Database normalization is the process of organizing data into tables in such a way that the results of using the database are always unambiguous and as intended. Such normalization is intrinsic to relational database theory. It may have the effect of duplicating data within the database and often results in the creation of additional tables.
The concept of database normalization is generally traced back to E.F. Codd, an IBM researcher who, in 1970, published a paper describing the relational database model. What Codd described as "a normal form for database relations" was an essential element of the relational technique. Such data normalization found a ready audience in the 1970s and 1980s -- a time when disk drives were quite expensive and a highly efficient means for data storage was very necessary. Since that time, other techniques, including denormalization, have also found favor.
Data normalization rules
While data normalization rules tend to increase the duplication of data, it does not introduce data redundancy, which is unnecessary duplication. Database normalization is typically a refinement process after the initial exercise of identifying the data objects that should be in the relational database, identifying their relationships and defining the tables required and the columns within each table.
Data normalization example
|Customer||Item purchased||Purchase price|
If this table is used for the purpose of keeping track of the price of items and the user want to delete one of the customers, he or she will also delete the price. Normalizing the data would mean understanding this and solving the problem by dividing this table into two tables, one with information about each customer and the product they bought and the second with each product and its price. Making additions or deletions to either table would not affect the other.
Normalization degrees of relational database tables have been defined and include:
First normal form (1NF).

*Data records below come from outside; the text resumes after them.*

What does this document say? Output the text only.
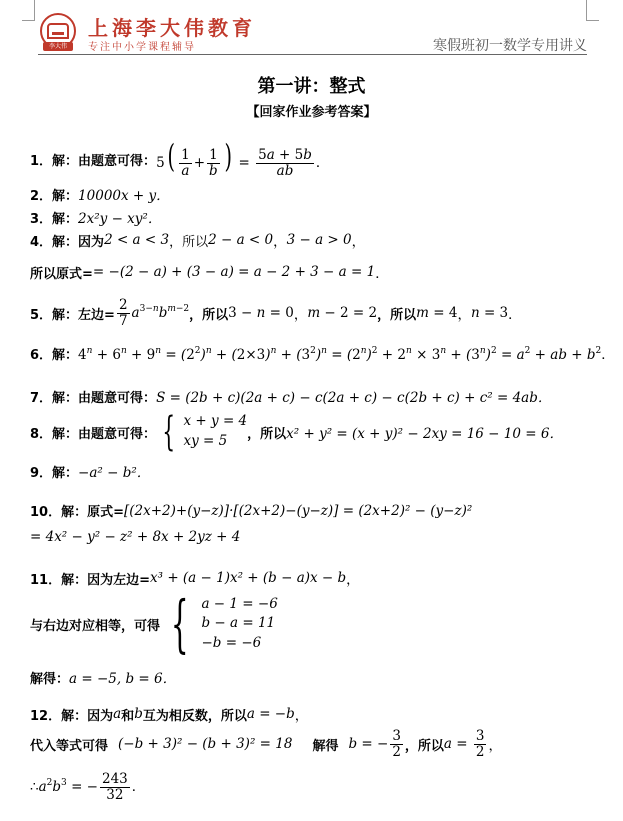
李大伟
上海李大伟教育
专注中小学课程辅导	寒假班初一数学专用讲义
第一讲：整式
【回家作业参考答案】
1．解： 由题意可得： $5( \frac{1}{a} + \frac{1}{b}$ ) = $\frac{5a + 5b}{ab}$ ．
2．解： 10000x + y．
3．解： 2x²y − xy²．
4．解： 因为 2 < a < 3 ，所以 2 − a < 0 ， 3 − a > 0 ，
所以原式= = −(2 − a) + (3 − a) = a − 2 + 3 − a = 1 ．
5．解： 左边= $\frac{2}{7} a^{3-n}b^{m-2}$ ，所以 3 − n = 0 ， m − 2 = 2 ，所以 m = 4 ， n = 3 ．
6．解： $4^n + 6^n + 9^n = (2^2)^n + (2\times 3)^n + (3^2)^n = (2^n)^2 + 2^n \times 3^n + (3^n)^2 = a^2$ + ab + $b^2$．
7．解： 由题意可得： S = (2b + c)(2a + c) − c(2a + c) − c(2b + c) + c² = 4ab．
8．解： 由题意可得： { x + y = 4
xy = 5	，所以 x² + y² = (x + y)² − 2xy = 16 − 10 = 6．
9．解： −a² − b²．
10．解： 原式= [(2x+2)+(y−z)]·[(2x+2)−(y−z)] = (2x+2)² − (y−z)²
= 4x² − y² − z² + 8x + 2yz + 4
11．解： 因为左边= x³ + (a − 1)x² + (b − a)x − b ，
与右边对应相等，可得 { a − 1 = −6
b − a = 11
−b = −6
解得： a = −5, b = 6．
12．解： 因为 a 和 b 互为相反数，所以 a = −b ，
代入等式可得 (−b + 3)² − (b + 3)² = 18 解得 b = − $\frac{3}{2}$ ，所以 $a = \frac{3}{2}$ ，
∴ $a^2b^3$ = − $\frac{243}{32}$ ．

This is the "basic" level of database normalization, and it generally corresponds to the definition of any database, namely:
- It contains two-dimensional tables with rows and columns.
- Each column corresponds to a subobject or an attribute of the object represented by the entire table.
- Each row represents a unique instance of that subobject or attribute and must be different in some way from any other row (that is, no duplicate rows are possible).
- All entries in any column must be of the same kind. For example, in the column labeled "Customer," only customer names or numbers are permitted.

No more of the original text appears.